The idea that the educated, the respected, the well-paid, are the problem seems just not to be deeply or widely understood. Such people are often referred to as “the elites” or “the professional class” or “the establishment.” The idea just isn't really believed. I often find while discussing the situation with my neighbors who are “angry” about the situation – say, of knowing that they will never be able to get for themselves or for their children proper dental care or even clothing, never mind education or “security.” They complain, are angry, but they still don't, underneath it all, realize nor believe that the professionals, the doctors, the well-paid, the respectables, are not truly competent. I include the humane qualities in the definition of competency.
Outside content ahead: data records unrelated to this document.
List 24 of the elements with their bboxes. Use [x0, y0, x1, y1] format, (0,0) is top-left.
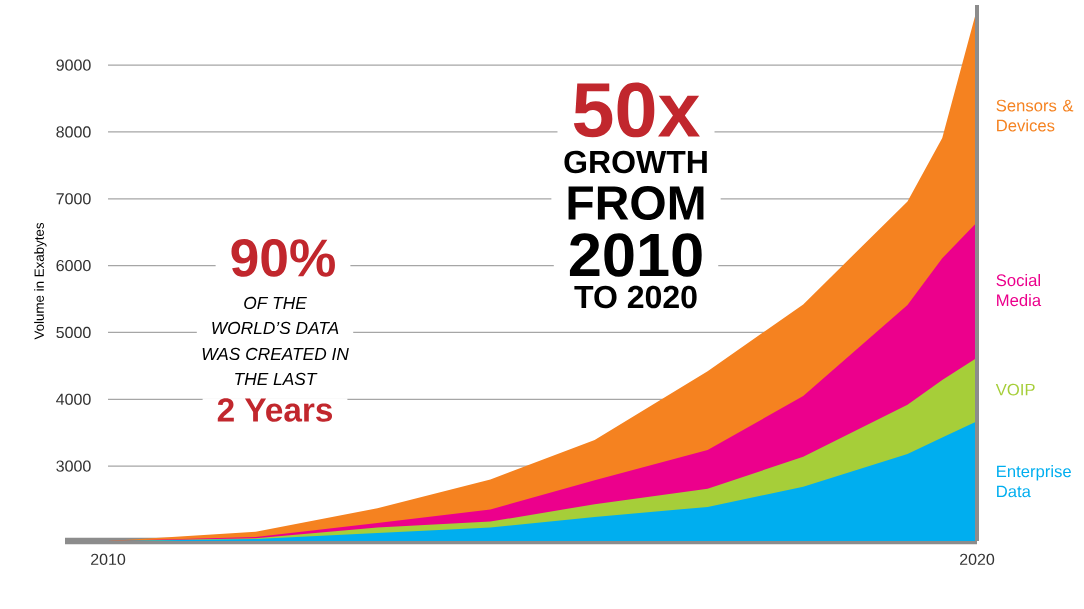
- series-label: VOIP: [995, 383, 1035, 396]
- annotation: FROM: [568, 186, 704, 220]
- y-tick-label: 5000: [56, 326, 91, 339]
- y-tick-label: 8000: [56, 126, 91, 138]
- series-label: Social Media: [996, 273, 1042, 307]
- annotation: GROWTH: [564, 150, 707, 174]
- annotation: 2 Years: [217, 398, 333, 422]
- annotation: TO 2020: [574, 285, 697, 309]
- y-tick-label: 4000: [56, 393, 91, 405]
- annotation: WORLD’S DATA: [212, 321, 339, 335]
- series-label: Enterprise Data: [997, 465, 1071, 498]
- y-tick-label: 9000: [56, 59, 91, 71]
- y-tick-label: 3000: [56, 460, 91, 472]
- annotation: THE LAST: [235, 372, 318, 386]
- y-tick-label: 7000: [56, 193, 91, 205]
- annotation: WAS CREATED IN: [202, 347, 349, 361]
- series-label: Sensors & Devices: [996, 99, 1074, 132]
- annotation: OF THE: [244, 296, 307, 310]
- annotation: 2010: [569, 233, 702, 277]
- annotation: 50x: [573, 82, 700, 138]
- x-tick-label: 2020: [960, 553, 995, 566]
- y-axis-title: Volume in Exabytes: [34, 222, 47, 340]
- annotation: 90%: [231, 239, 335, 277]
- y-tick-label: 6000: [56, 259, 91, 272]
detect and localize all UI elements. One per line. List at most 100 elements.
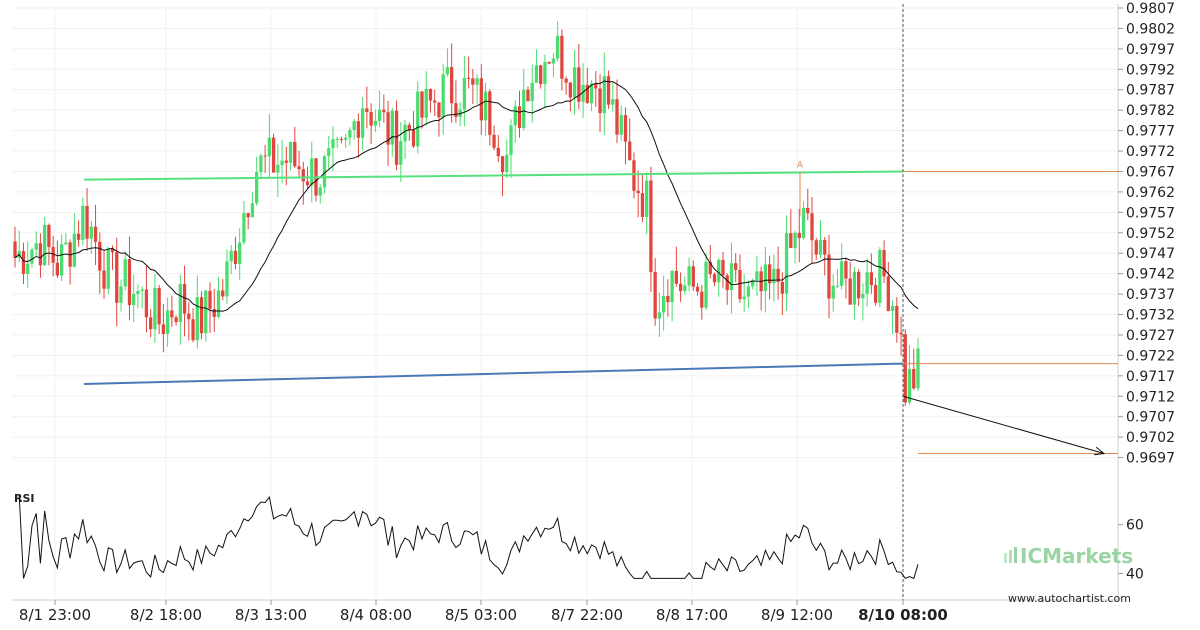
x-tick-label: 8/7 22:00 bbox=[551, 606, 623, 624]
candle-body bbox=[30, 249, 34, 264]
candle-body bbox=[76, 233, 81, 240]
icmarkets-logo: ICMarkets bbox=[1004, 544, 1133, 568]
x-tick-label: 8/2 18:00 bbox=[130, 606, 202, 624]
y-tick-label: 0.9732 bbox=[1126, 308, 1175, 324]
candle-body bbox=[551, 58, 556, 64]
projection-arrow bbox=[902, 395, 1105, 454]
candle-body bbox=[568, 82, 573, 98]
time-axis: 8/1 23:00 8/2 18:00 8/3 13:00 8/4 08:00 8/5 … bbox=[19, 600, 948, 624]
x-tick-label: 8/9 12:00 bbox=[761, 606, 833, 624]
candle-body bbox=[835, 285, 840, 287]
candle-body bbox=[221, 290, 225, 297]
candle-body bbox=[717, 260, 721, 283]
candle-body bbox=[886, 276, 890, 312]
candle-body bbox=[649, 180, 653, 272]
candle-body bbox=[471, 78, 475, 85]
candle-body bbox=[513, 106, 517, 126]
candle-body bbox=[725, 275, 729, 291]
candle-body bbox=[102, 270, 106, 289]
candle-body bbox=[827, 254, 831, 299]
candle-body bbox=[797, 232, 801, 239]
candle-body bbox=[674, 270, 678, 284]
candle-body bbox=[195, 297, 199, 341]
candle-body bbox=[738, 269, 742, 300]
candle-body bbox=[259, 155, 263, 172]
candle-body bbox=[178, 284, 182, 322]
projection-arrowhead bbox=[1094, 446, 1106, 456]
candle-body bbox=[34, 243, 38, 250]
candle-body bbox=[238, 242, 242, 264]
candle-body bbox=[479, 78, 483, 121]
candle-body bbox=[801, 207, 806, 239]
candle-body bbox=[81, 205, 85, 240]
candle-body bbox=[852, 271, 857, 305]
candle-body bbox=[339, 138, 344, 140]
pattern-marker-label: A bbox=[797, 160, 804, 170]
candle-body bbox=[43, 224, 47, 266]
candle-body bbox=[640, 193, 645, 217]
candle-body bbox=[556, 35, 560, 59]
candle-body bbox=[560, 35, 564, 79]
y-tick-label: 0.9727 bbox=[1126, 328, 1175, 344]
candle-body bbox=[187, 313, 191, 320]
x-tick-label: 8/4 08:00 bbox=[340, 606, 412, 624]
candle-body bbox=[293, 141, 297, 167]
candle-body bbox=[271, 137, 276, 173]
candle-body bbox=[441, 74, 445, 118]
candle-body bbox=[708, 261, 712, 275]
candle-body bbox=[729, 263, 734, 291]
candle-body bbox=[585, 84, 589, 104]
candle-body bbox=[204, 290, 208, 334]
candle-body bbox=[466, 77, 471, 79]
candle-body bbox=[615, 99, 619, 135]
y-tick-label: 0.9787 bbox=[1126, 83, 1175, 99]
y-tick-label: 0.9762 bbox=[1126, 185, 1175, 201]
candle-body bbox=[912, 368, 916, 389]
candle-body bbox=[564, 78, 568, 83]
candle-body bbox=[123, 259, 127, 287]
candle-body bbox=[645, 180, 649, 217]
broker-logo-text: ICMarkets bbox=[1020, 544, 1133, 568]
candle-body bbox=[784, 233, 789, 294]
resistance-trendline bbox=[83, 170, 904, 181]
candle-body bbox=[153, 288, 157, 330]
candle-body bbox=[115, 252, 119, 303]
candle-body bbox=[505, 154, 509, 173]
candle-body bbox=[530, 82, 534, 102]
y-tick-label: 0.9712 bbox=[1126, 389, 1175, 405]
candle-body bbox=[657, 312, 662, 319]
candle-body bbox=[589, 83, 594, 104]
candle-body bbox=[755, 271, 759, 281]
candle-body bbox=[462, 77, 467, 110]
candle-body bbox=[132, 294, 136, 306]
candle-body bbox=[454, 103, 458, 117]
candle-body bbox=[678, 283, 683, 292]
candle-body bbox=[51, 247, 55, 263]
candle-body bbox=[492, 134, 496, 148]
candle-body bbox=[98, 241, 102, 271]
candle-body bbox=[356, 121, 361, 138]
candle-body bbox=[899, 332, 903, 335]
candle-body bbox=[93, 226, 98, 242]
candle-body bbox=[411, 129, 416, 147]
y-tick-label: 0.9782 bbox=[1126, 103, 1175, 119]
candle-body bbox=[632, 160, 636, 191]
support-trendline bbox=[83, 362, 904, 385]
x-tick-label: 8/3 13:00 bbox=[235, 606, 307, 624]
candle-body bbox=[89, 226, 93, 239]
candle-body bbox=[810, 213, 814, 241]
candle-body bbox=[895, 305, 899, 333]
y-tick-label: 0.9747 bbox=[1126, 246, 1175, 262]
candle-body bbox=[602, 76, 606, 114]
candle-body bbox=[526, 89, 530, 102]
candle-body bbox=[301, 169, 305, 182]
rsi-line bbox=[18, 495, 919, 580]
candle-body bbox=[140, 289, 144, 291]
candle-body bbox=[780, 281, 784, 294]
candle-body bbox=[331, 139, 335, 149]
x-tick-label: 8/8 17:00 bbox=[656, 606, 728, 624]
candle-body bbox=[21, 251, 26, 274]
candle-body bbox=[390, 110, 394, 145]
y-tick-label: 0.9757 bbox=[1126, 205, 1175, 221]
candle-body bbox=[199, 297, 204, 334]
I have long, earnest talks with these neighbors, and I see that they may recognize that the local car mechanic or roofer or painter or hair-dresser is an incompetent fake but they just rarely grasp that a well-paid professional is a fake. They still trust the authorities and experts and the “successful.” It's as if they haven't grown up in some way and feel that there is still a parent, a grown-up, who is still there.






Larry Summers comes to mind now as I close. Chief Economist at the World Bank. Secretary of the U. S. Treasury. President of Harvard. Highly-Paid and Extremely wealthy. Much-published. Very bright. Educated. Articulate. Connected. Can argue any point and win. A Democrat. 

My neighbors just can't seem to imagine that it's all waste, and actually turned against us.


I was talking with a house-painter yesterday who has serious medical problems, absolutely no money, and who is an enthusiastic Trump voter and supporter. His view of why he can't get medical care is that medical doctors are not getting paid enough, that all the regulations and Obama and malpractice insurance have made it impossible for medical doctors to make money, and therefore he can't get medical care. The poor doctors don't have enough money – that's his belief – they are in the same predicament he's in.